Mis à jour le samedi, 19 décembre 2015 10:47 - Écrit par Yvanie le dimanche, 08 novembre 2015 07:12

Stoppée en seconde par l’entrée en dialyse puis la transplantation.

Les faits : compte-tenu de la mal voire non observance de mes années de collège, je suis arrivée en phase d’insuffisance rénale terminale plus vite que prévu.

Mon analyse :

  • J’ai été rattrapée par la visibilité de ma maladie. Non seulement, compte tenu de mon état de santé j’avais des rendez-vous médicaux beaucoup plus fréquents. Mais surtout mes rendez-vous préopératoires pour la mise en place de ma fistule artério-veineuse m’ont fait rater des "contrôles communs".
  • Pour mettre fin à la rumeur de tire au flanc (et qui plus est protégée !) qui commençait à courir sur mon compte, j’ai décidé de faire un nouvel exposé sur ma maladie. De toutes façons, avec les séances de dialyse une fois/semaine et le risque d’être appelée à tout moment pour la greffe je n’allais plus pouvoir le cacher (et encore, toujours pour des raisons de "visibilité" et d’étiquettage, je ne voulais pas qu’une ambulance vienne me chercher à la sortie de l’école pour m’y emmener. A la limite un taxi … Finalement ce sont mes parents qui ont fait les allers-retours).
  • Contrairement à ce qui s’était passé en CP, j’ai un peu attendu le dernier moment. Je me rappelle avoir fait ça au début d’un cours d’éducation civique, en mettant un peu le professeur devant le fait accompli. Mais ce n’est pas seulement une volonté de ma part de ne pas en parler, c’est aussi que la nouvelle de la dialyse et de la greffe m’est tombée dessus sans crier gare. Un mois avant que le mot "dialyse" ne soit prononcé par le médecin j’en ignorais moi-même l’existence ! Et je ne pensais pas que la greffe pouvait s’appliquer à mon cas. Le problème d’une maladie rare, c’est qu’on ne s’est pas vraiment comment elle va évoluer.

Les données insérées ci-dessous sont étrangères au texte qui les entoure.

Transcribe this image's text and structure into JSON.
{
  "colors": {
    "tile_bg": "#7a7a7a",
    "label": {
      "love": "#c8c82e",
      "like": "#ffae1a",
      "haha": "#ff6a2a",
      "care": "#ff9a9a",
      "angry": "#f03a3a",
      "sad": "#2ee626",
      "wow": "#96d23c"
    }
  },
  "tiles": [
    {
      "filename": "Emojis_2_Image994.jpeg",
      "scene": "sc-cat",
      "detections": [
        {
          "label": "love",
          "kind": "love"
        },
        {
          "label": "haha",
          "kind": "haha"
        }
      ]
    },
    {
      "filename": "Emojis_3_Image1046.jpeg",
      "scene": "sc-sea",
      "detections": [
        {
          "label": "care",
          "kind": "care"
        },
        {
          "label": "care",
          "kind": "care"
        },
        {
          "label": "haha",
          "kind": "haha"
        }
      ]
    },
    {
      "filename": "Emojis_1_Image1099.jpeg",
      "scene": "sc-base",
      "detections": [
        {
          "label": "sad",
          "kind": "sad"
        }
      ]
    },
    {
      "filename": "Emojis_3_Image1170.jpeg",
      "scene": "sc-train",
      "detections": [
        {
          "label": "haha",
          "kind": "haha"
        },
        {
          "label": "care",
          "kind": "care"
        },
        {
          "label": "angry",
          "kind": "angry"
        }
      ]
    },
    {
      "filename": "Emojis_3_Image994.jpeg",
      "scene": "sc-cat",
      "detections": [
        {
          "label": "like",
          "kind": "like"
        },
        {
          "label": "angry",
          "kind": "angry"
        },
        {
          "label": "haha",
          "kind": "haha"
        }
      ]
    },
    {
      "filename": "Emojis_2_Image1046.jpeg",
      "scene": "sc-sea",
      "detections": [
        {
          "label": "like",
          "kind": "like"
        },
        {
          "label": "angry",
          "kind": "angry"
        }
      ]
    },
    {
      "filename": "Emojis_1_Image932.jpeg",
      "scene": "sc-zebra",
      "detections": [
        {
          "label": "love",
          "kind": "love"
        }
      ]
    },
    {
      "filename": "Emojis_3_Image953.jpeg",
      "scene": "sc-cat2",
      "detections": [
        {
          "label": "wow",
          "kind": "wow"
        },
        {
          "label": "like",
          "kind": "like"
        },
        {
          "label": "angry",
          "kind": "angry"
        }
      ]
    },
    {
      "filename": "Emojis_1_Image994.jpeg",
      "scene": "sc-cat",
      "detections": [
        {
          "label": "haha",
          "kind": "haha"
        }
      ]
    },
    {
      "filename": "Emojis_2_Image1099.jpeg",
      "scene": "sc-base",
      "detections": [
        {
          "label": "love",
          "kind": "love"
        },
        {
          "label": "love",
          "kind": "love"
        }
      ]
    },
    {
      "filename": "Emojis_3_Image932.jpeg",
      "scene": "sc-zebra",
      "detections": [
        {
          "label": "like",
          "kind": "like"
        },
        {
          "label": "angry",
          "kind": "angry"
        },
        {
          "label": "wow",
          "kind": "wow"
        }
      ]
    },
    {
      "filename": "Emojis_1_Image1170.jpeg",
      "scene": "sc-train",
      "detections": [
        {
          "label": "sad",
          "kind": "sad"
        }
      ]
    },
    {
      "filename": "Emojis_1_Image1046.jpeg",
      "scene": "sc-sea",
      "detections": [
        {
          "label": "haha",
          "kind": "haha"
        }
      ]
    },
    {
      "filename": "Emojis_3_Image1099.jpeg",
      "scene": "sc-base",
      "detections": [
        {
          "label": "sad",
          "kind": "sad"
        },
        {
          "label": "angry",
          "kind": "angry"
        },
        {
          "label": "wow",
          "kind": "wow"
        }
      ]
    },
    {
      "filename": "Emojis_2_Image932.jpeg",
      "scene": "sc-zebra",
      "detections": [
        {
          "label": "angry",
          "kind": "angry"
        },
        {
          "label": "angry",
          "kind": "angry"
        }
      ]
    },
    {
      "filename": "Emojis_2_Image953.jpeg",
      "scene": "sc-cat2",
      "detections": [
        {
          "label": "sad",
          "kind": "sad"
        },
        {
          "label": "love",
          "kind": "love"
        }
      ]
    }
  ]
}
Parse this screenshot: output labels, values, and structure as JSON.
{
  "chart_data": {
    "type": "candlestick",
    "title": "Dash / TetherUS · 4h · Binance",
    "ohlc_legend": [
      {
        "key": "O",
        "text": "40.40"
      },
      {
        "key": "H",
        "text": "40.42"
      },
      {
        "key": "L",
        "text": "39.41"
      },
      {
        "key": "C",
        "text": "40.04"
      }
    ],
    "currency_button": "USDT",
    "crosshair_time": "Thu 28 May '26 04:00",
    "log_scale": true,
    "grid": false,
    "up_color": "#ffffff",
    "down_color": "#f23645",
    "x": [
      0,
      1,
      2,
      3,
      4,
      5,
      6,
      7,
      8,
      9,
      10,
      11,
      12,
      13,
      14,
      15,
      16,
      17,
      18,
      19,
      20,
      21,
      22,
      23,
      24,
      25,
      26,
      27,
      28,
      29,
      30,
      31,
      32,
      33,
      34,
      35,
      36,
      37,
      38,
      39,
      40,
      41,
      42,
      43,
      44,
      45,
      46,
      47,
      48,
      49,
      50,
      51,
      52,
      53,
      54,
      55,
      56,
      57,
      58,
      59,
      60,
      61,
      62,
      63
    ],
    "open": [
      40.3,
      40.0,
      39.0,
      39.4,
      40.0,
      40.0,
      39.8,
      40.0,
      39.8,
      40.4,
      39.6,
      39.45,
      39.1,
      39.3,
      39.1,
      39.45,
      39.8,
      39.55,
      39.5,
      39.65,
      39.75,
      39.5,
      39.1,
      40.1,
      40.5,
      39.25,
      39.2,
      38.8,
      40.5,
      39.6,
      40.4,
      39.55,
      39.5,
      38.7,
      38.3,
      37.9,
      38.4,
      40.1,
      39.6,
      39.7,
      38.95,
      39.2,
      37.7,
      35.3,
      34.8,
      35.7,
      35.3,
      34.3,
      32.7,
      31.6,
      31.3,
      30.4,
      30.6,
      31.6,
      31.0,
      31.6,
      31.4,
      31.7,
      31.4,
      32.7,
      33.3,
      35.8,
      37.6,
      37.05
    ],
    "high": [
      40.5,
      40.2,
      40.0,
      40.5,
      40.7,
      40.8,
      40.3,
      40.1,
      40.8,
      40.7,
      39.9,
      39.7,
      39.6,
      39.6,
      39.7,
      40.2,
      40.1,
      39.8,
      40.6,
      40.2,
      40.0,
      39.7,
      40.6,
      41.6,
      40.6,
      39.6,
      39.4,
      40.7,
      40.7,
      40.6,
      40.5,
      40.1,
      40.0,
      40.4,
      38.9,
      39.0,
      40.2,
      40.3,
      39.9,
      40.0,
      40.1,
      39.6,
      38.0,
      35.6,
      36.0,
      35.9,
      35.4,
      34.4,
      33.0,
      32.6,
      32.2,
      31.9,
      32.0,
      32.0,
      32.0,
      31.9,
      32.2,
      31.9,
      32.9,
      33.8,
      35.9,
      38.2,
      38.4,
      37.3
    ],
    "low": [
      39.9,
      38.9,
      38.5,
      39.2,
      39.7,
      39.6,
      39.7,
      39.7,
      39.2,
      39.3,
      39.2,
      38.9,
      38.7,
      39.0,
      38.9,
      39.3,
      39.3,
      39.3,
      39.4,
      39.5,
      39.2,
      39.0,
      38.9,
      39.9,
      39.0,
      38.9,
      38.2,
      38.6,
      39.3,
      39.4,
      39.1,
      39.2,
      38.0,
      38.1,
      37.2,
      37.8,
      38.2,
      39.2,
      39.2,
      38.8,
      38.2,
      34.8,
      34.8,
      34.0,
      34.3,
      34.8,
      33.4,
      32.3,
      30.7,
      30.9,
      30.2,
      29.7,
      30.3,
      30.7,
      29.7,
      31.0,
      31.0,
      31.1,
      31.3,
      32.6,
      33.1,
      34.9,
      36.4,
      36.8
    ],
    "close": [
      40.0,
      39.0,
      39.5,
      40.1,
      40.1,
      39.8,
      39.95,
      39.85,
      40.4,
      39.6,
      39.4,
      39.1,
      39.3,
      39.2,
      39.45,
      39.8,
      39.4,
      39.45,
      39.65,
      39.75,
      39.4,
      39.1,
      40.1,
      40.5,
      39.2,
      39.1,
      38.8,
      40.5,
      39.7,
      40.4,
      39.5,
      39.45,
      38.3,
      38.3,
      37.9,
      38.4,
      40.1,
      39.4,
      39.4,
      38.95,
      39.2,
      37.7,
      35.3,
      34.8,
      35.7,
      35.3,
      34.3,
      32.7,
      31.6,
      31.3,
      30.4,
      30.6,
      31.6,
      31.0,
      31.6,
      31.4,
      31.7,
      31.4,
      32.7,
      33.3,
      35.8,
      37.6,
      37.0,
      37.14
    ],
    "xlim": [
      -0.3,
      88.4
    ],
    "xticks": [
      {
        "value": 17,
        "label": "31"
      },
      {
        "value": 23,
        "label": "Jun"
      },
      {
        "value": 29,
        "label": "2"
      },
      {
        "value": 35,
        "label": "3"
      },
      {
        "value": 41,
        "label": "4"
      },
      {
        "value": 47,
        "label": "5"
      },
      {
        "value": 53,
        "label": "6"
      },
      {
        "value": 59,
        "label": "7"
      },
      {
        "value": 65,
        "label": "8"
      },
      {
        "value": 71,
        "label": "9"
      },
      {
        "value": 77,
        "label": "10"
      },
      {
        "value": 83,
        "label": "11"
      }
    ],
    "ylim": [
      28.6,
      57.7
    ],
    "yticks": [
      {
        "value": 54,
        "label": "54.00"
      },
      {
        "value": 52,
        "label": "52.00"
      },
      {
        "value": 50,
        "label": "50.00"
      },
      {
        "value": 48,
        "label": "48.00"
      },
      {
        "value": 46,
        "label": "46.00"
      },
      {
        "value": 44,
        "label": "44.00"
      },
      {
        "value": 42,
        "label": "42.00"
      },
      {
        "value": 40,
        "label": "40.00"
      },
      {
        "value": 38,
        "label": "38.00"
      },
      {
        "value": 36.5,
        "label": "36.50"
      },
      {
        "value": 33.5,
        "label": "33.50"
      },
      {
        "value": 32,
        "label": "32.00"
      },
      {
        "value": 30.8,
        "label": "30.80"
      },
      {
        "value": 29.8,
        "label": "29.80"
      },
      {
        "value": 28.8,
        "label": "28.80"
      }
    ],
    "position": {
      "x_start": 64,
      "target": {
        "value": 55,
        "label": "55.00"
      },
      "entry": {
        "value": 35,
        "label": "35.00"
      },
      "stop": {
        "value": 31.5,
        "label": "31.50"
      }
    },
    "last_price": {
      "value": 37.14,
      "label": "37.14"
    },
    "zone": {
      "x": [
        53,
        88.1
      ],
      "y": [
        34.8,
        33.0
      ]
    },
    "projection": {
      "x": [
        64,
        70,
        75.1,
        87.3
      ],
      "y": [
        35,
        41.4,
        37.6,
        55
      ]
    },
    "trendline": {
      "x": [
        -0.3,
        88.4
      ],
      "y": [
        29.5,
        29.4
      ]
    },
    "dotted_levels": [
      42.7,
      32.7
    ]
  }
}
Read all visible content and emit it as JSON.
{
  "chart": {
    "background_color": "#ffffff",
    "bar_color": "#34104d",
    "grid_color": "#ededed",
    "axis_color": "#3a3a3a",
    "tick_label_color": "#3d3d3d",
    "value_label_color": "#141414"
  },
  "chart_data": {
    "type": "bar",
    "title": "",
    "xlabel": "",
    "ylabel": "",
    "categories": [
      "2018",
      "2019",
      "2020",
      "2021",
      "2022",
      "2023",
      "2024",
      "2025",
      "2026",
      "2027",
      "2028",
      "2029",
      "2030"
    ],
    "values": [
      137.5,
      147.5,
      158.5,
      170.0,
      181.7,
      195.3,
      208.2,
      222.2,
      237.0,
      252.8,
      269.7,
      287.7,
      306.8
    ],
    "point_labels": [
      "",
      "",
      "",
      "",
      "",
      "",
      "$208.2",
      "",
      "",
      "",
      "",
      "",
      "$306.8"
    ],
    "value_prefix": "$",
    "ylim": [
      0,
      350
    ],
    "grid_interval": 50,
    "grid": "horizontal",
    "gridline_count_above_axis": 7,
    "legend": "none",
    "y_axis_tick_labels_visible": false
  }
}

C’est parce que l’hôpital ne nous avait pas bien préparés à la suite des évènements, que mes parents et moi n’avons pas bien pu préparer l’école.
  • Le fait d’avoir clarifié la situation auprès de mes camarades a effectivement simplifié ma situation. Par exemple, je n’ai pas eu besoin de me cacher pour mettre ma pommade anesthésiante les jours où je devais partir en dialyse. Et, de mémoire, je n’ai pas eu l’impression que mes camarades me prenaient en pitié (il faut dire que j’avais bien précisé que je ne voulais pas de ça dans mon exposé !) mais qu’ils se montraient compréhensifs et bienveillant. C’était agréable de ne plus être en lutte avec soi-même.
  • Finalement j’ai été appelée pour la greffe pendant les vacances de Pâques. Mes parents l’ont annoncé à l’école, qui l’a annoncé à mes camarades. Suite à cette annonce (et aux complications liées à l’opération) il y a eu un grand mouvement d’émotion et de solidarité aussi bien du côté que de celui des profs. Les mots que j’ai reçu m’ont fait chaud au cœur et m’ont aidé à tenir le coup pendant mon hospitalisation.
2 commentaires
 
0 # garcimore - Le 05 décembre 2015 à 05h57
Bonjour Marie,

Je me reconnais totalement dans vos descriptions qui sont d'une réelle justesse. Je pense que dans le dispositif actuel de prise en charge purement médical de la maladie chronique a l'adolescence, un soutien, voire un ancrage psychologique en dehors des figures autoritaires toujours mises en péril a cet age devrait etre obligatoire. Une forme d'accompagnemen t, de tutorat, venant de l'éducation spécialisé ou de la psychologie dans les deux cas par des personnes sensibilisée a la fois par le monde adolescent et la maladie chronique. Merci de votre témoignage dans lequel je pense nombre de jeunes malades peuvent se reconnaitre, moi en premiere ligne. Amicalement, erwan.
 
 
0 # vurtuel - Le 20 décembre 2015 à 01h49
Ca ne correspond pas à mon vécu en tout cas.
Cette omniprésence d'être malade voir différent, je ne l'ai jamais senti.

En fait, vu qu'il s'agit d'une maladie qui à plusieurs traitements alternatifs, pour moi elle n'a aucune criticité et donc pas "d'épée de Damoclès" comme beaucoup le ressente.
Je verrais bien plus cette épée de Damoclès si j'attendais un coeur ou un poumon par exemple.
Bref je penses à ma vie, mes projets. Bien sûr je fais plus attention mais ça s'arrête là.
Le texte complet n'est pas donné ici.